Voters gave liberal advocates of fiscal reform a big win by repealing the Gallagher Amendment, a 1982 constitutional measure that kept property taxes artificially low — and at the same time they approved a state income tax cut that will force $170 million in budget cuts next year. They said “yes” to the creation of a universal paid-leave program, paid for by a new 0.9% payroll fee — and at the same time approved a “vote on fees” measure backed by conservative groups that erects a big new hurdle for fee-funded programs in the future.

The mixed bag of results could create headaches for state budget writers, especially amid an unprecedented cloud of fiscal uncertainty caused by the coronavirus pandemic, a teetering economy and the hazy prospects for additional federal relief legislation.

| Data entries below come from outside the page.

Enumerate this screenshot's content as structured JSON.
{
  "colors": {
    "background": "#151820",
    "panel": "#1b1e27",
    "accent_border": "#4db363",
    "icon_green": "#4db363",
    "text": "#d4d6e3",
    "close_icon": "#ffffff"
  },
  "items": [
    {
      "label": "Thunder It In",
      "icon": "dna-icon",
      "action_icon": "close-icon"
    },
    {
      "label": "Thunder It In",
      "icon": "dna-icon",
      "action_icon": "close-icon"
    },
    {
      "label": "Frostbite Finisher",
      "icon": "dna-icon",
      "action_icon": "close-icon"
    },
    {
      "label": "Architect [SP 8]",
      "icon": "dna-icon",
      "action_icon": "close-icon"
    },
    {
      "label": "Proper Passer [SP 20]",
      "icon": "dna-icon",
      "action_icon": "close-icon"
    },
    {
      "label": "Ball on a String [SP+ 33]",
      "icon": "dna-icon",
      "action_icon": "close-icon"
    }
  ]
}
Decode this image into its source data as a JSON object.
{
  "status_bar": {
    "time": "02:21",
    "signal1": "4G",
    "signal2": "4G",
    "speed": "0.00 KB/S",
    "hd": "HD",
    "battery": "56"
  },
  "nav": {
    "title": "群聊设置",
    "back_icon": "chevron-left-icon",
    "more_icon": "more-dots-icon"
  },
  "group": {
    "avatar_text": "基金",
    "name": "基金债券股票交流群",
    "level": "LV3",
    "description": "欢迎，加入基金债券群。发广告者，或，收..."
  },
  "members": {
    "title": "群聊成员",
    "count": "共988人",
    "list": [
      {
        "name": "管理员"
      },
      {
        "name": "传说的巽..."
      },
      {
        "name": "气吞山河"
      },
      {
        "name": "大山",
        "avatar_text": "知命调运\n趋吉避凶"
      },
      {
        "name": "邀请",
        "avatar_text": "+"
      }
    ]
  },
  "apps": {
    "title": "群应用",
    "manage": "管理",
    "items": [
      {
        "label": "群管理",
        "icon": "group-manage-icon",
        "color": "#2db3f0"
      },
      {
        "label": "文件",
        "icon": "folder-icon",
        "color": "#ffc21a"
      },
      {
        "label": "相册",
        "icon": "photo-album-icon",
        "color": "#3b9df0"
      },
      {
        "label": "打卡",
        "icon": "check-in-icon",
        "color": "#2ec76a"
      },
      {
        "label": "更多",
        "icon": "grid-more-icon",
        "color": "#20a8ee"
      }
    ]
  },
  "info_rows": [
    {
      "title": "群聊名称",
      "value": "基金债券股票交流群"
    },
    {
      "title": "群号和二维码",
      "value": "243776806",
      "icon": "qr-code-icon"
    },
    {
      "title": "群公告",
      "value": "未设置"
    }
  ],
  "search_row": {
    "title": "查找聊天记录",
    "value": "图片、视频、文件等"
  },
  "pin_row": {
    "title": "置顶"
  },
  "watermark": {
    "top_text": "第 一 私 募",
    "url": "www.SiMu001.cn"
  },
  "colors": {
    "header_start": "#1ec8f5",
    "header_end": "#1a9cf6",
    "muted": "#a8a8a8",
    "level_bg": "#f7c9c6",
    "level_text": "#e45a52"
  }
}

At least one prominent Coloradan, however, didn’t see any cause for concern in the seemingly conflicted ballot-measure results. In a statement, Polis — who submitted his initial 2021-22 budget request to the legislature earlier this week — had high praise for Colorado voters who turned out in record numbers and approved as many as 10 statewide measures.
“It’s important to highlight that in this historic election, Colorado solidified itself as one of the best places in the country to live, work and play, or to start and run a business,” Polis said. “We voted in support of our firefighters, small businesses, and local communities. Voters provided tax relief for every Coloradan and paved the way for broader fiscal and tax reform. I look forward to working with the state legislature and local officials to build ourselves back even stronger than where we were before the pandemic.”